The network team must be engaged right at the start of any Office 365 project. Most likely, an increase in bandwidth is required. This could take months to procure, and the lead time factored into the project. Service providers may have to lay new fiber, and this could take even longer. In extreme cases, when the additional load of the Office 365 connections was factored in, the network team reported back that they needed brand-new egress firewalls. The cost for this was projected at $1.5 million. This was a larger enterprise customer, and the firewalls were already due for replacement. They wanted to get the Office 365 project to pay for their new gear. The lead Office 365 project manager said absolutely not! The meeting in which that was discussed was “interesting,” to say the least…
As you continue to move mailboxes, there may come a point where you are able to consolidate and shrink the on-premises messaging footprint. The degree to which you will be able to do this will vary by organization. Some will move 99% of mailboxes to Office 365, others will move less. If you can move 100% of mailboxes, currently it is still expected that you maintain at least one Exchange server on-premises. This is to provide the following two capabilities:
Ability to manage Exchange attributes in a supported manner
Mail flow from printers/scanners/LOB applications
Once the on-premises footprint and the number of mailboxes located there have been reduced, some customers then chose to update Exchange to the next version, if this has not already been done. If you recall, some customers may use Exchange 2010 as the hybrid solution, if it was correctly published to the Internet and there are no performance concerns. Once the number of on-premises mailboxes has been reduced, they deploy Exchange 2016. The CAS namespaces are cut over to Exchange 2016, and the hybrid wizard is then executed on Exchange 2016, to update the configuration. The remaining mailboxes can then be moved over to Exchange 2016, if desired, and the legacy Exchange 2010 servers are retired. Note that this assumes the Exchange 2016 deployment was correctly planned and implemented. Because any migration takes time and resources, some customers do not have the appetite to do both an Exchange on-premises and Office 365 migration at the same time.

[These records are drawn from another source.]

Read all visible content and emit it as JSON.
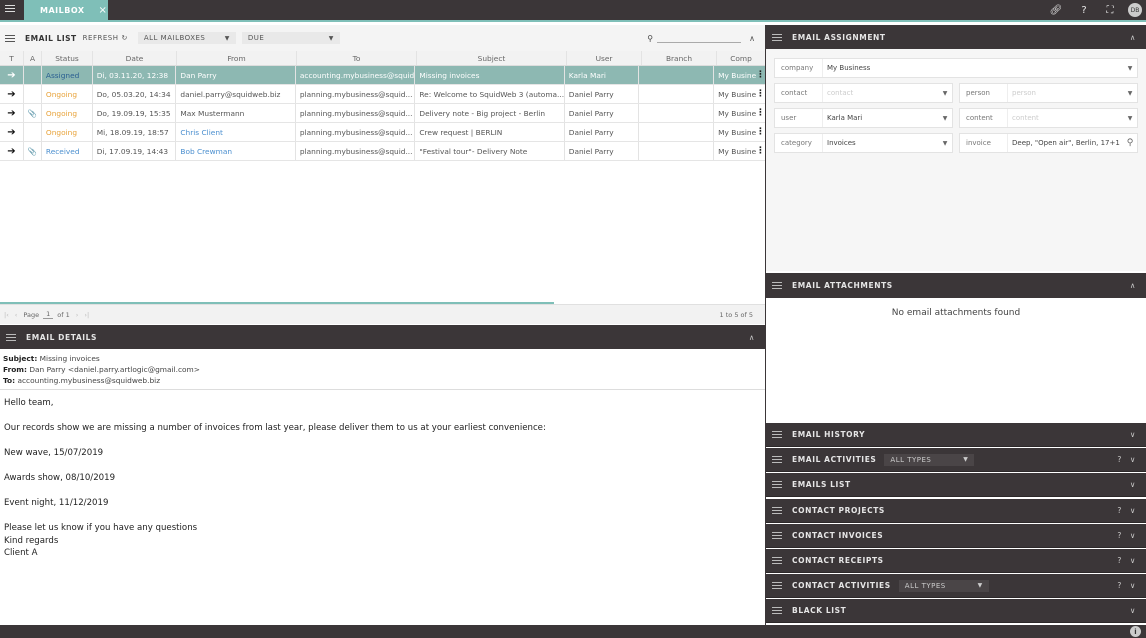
{
  "app": {
    "tab_label": "MAILBOX",
    "tab_close": "×",
    "user_initials": "DB"
  },
  "email_list": {
    "title": "EMAIL LIST",
    "refresh_label": "REFRESH",
    "mailbox_filter": "ALL MAILBOXES",
    "due_filter": "DUE",
    "columns": [
      "T",
      "A",
      "Status",
      "Date",
      "From",
      "To",
      "Subject",
      "User",
      "Branch",
      "Comp"
    ],
    "rows": [
      {
        "attach": "",
        "status": "Assigned",
        "status_class": "assigned",
        "date": "Di, 03.11.20, 12:38",
        "from": "Dan Parry",
        "from_link": false,
        "to": "accounting.mybusiness@squid...",
        "subject": "Missing invoices",
        "user": "Karla Mari",
        "branch": "",
        "comp": "My Busine"
      },
      {
        "attach": "",
        "status": "Ongoing",
        "status_class": "ongoing",
        "date": "Do, 05.03.20, 14:34",
        "from": "daniel.parry@squidweb.biz",
        "from_link": false,
        "to": "planning.mybusiness@squid...",
        "subject": "Re: Welcome to SquidWeb 3 (automa...",
        "user": "Daniel Parry",
        "branch": "",
        "comp": "My Busine"
      },
      {
        "attach": "📎",
        "status": "Ongoing",
        "status_class": "ongoing",
        "date": "Do, 19.09.19, 15:35",
        "from": "Max Mustermann",
        "from_link": false,
        "to": "planning.mybusiness@squid...",
        "subject": "Delivery note - Big project - Berlin",
        "user": "Daniel Parry",
        "branch": "",
        "comp": "My Busine"
      },
      {
        "attach": "",
        "status": "Ongoing",
        "status_class": "ongoing",
        "date": "Mi, 18.09.19, 18:57",
        "from": "Chris Client",
        "from_link": true,
        "to": "planning.mybusiness@squid...",
        "subject": "Crew request | BERLIN",
        "user": "Daniel Parry",
        "branch": "",
        "comp": "My Busine"
      },
      {
        "attach": "📎",
        "status": "Received",
        "status_class": "received",
        "date": "Di, 17.09.19, 14:43",
        "from": "Bob Crewman",
        "from_link": true,
        "to": "planning.mybusiness@squid...",
        "subject": "\"Festival tour\"- Delivery Note",
        "user": "Daniel Parry",
        "branch": "",
        "comp": "My Busine"
      }
    ],
    "pager": {
      "page_label": "Page",
      "page": "1",
      "of_label": "of 1",
      "count": "1 to 5 of 5"
    }
  },
  "email_details": {
    "title": "EMAIL DETAILS",
    "subject_label": "Subject:",
    "subject": "Missing invoices",
    "from_label": "From:",
    "from": "Dan Parry <daniel.parry.artlogic@gmail.com>",
    "to_label": "To:",
    "to": "accounting.mybusiness@squidweb.biz",
    "body": [
      "Hello team,",
      "",
      "Our records show we are missing a number of invoices from last year, please deliver them to us at your earliest convenience:",
      "",
      "New wave, 15/07/2019",
      "",
      "Awards show, 08/10/2019",
      "",
      "Event night, 11/12/2019",
      "",
      "Please let us know if you have any questions",
      "Kind regards",
      "Client A"
    ]
  },
  "assignment": {
    "title": "EMAIL ASSIGNMENT",
    "company_label": "company",
    "company": "My Business",
    "contact_label": "contact",
    "contact_ph": "contact",
    "person_label": "person",
    "person_ph": "person",
    "user_label": "user",
    "user": "Karla Mari",
    "content_label": "content",
    "content_ph": "content",
    "category_label": "category",
    "category": "Invoices",
    "invoice_label": "invoice",
    "invoice": "Deep, \"Open air\", Berlin, 17+1"
  },
  "attachments": {
    "title": "EMAIL ATTACHMENTS",
    "empty": "No email attachments found"
  },
  "sections": [
    {
      "title": "EMAIL HISTORY",
      "help": false,
      "filter": ""
    },
    {
      "title": "EMAIL ACTIVITIES",
      "help": true,
      "filter": "ALL TYPES"
    },
    {
      "title": "EMAILS LIST",
      "help": false,
      "filter": ""
    },
    {
      "title": "CONTACT PROJECTS",
      "help": true,
      "filter": ""
    },
    {
      "title": "CONTACT INVOICES",
      "help": true,
      "filter": ""
    },
    {
      "title": "CONTACT RECEIPTS",
      "help": true,
      "filter": ""
    },
    {
      "title": "CONTACT ACTIVITIES",
      "help": true,
      "filter": "ALL TYPES"
    },
    {
      "title": "BLACK LIST",
      "help": false,
      "filter": ""
    }
  ],
  "colors": {
    "accent": "#7fbfb8",
    "dark": "#3b3638",
    "selected_row": "#8db8b2"
  }
}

By performing them in a serial fashion, the Exchange 2016 on-premises migration is simplified, because there are fewer mailboxes to move to the destination Exchange 2016 infrastructure.
Public Folders can be migrated to Office 365. Typically, this is done after all users who use them have been moved to Office 365. Prior to migrating the content to Office 365, the on-premises public folders can be made available to Office 365 mailboxes.

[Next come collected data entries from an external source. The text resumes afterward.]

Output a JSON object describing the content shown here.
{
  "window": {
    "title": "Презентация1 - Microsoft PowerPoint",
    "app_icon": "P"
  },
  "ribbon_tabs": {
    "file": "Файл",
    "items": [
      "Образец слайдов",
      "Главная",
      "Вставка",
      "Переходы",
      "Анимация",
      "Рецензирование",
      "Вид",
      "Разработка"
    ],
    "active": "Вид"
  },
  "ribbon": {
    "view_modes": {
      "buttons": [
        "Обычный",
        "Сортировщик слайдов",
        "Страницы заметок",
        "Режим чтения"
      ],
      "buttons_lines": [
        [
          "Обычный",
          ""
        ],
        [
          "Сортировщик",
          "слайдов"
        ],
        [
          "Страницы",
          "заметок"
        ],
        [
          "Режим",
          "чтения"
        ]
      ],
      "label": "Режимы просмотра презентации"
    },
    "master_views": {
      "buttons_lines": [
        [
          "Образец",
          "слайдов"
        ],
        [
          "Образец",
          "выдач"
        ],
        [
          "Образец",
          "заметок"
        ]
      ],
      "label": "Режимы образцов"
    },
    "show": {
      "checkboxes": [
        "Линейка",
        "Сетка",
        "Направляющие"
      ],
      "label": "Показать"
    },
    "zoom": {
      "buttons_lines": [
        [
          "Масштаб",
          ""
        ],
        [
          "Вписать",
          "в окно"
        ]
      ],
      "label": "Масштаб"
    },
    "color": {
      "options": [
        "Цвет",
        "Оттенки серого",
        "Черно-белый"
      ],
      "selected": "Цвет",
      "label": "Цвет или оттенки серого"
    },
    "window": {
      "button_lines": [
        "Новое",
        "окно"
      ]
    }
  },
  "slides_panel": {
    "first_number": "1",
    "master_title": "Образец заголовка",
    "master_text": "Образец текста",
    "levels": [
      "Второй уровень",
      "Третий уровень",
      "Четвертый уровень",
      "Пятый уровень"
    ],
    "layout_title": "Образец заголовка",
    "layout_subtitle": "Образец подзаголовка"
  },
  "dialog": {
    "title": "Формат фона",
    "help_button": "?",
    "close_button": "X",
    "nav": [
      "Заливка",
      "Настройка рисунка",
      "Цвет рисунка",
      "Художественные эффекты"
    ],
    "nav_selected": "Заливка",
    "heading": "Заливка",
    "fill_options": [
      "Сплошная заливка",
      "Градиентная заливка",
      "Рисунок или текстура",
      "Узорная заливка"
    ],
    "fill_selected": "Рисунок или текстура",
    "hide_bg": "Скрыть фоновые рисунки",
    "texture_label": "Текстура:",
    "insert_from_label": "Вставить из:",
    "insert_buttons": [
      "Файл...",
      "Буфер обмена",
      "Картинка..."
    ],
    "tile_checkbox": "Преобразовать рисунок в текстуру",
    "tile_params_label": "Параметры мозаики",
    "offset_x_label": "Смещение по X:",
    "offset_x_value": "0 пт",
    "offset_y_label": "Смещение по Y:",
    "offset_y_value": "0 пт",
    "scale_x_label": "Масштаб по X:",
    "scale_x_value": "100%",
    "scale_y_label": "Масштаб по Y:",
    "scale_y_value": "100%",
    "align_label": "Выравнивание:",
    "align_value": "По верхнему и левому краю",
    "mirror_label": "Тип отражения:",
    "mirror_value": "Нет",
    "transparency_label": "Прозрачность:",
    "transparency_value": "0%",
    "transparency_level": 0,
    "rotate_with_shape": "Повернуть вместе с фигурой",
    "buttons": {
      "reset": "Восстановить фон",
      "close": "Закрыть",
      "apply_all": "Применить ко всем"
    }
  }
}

See the following links for details on coexistence and migration of Public Folders from legacy Exchange servers to Office 365.
Public Folder Coexistence with Office 365
https://technet.microsoft.com/en-us/library/dn249373(v=exchg.150).aspx
Public Folder Migration to Office 365
https://technet.microsoft.com/en-us/library/dn874017(v=exchg.150).aspx
Summary
Migrating to Exchange Online is a migration. Just as when you have migrated to a previous version of Exchange on-premises, you must plan and prepare for this migration, for it to be successful. I reviewed some of the common issues and considerations to deploy Exchange hybrid. Do not underestimate the criticality of network planning with regard to any aspect of an Office 365 project. Ensure that the network and security team are fully engaged right from the initial planning stages, so that all parties are aligned on your deployment strategy. This will set you up for a successful digital transformation!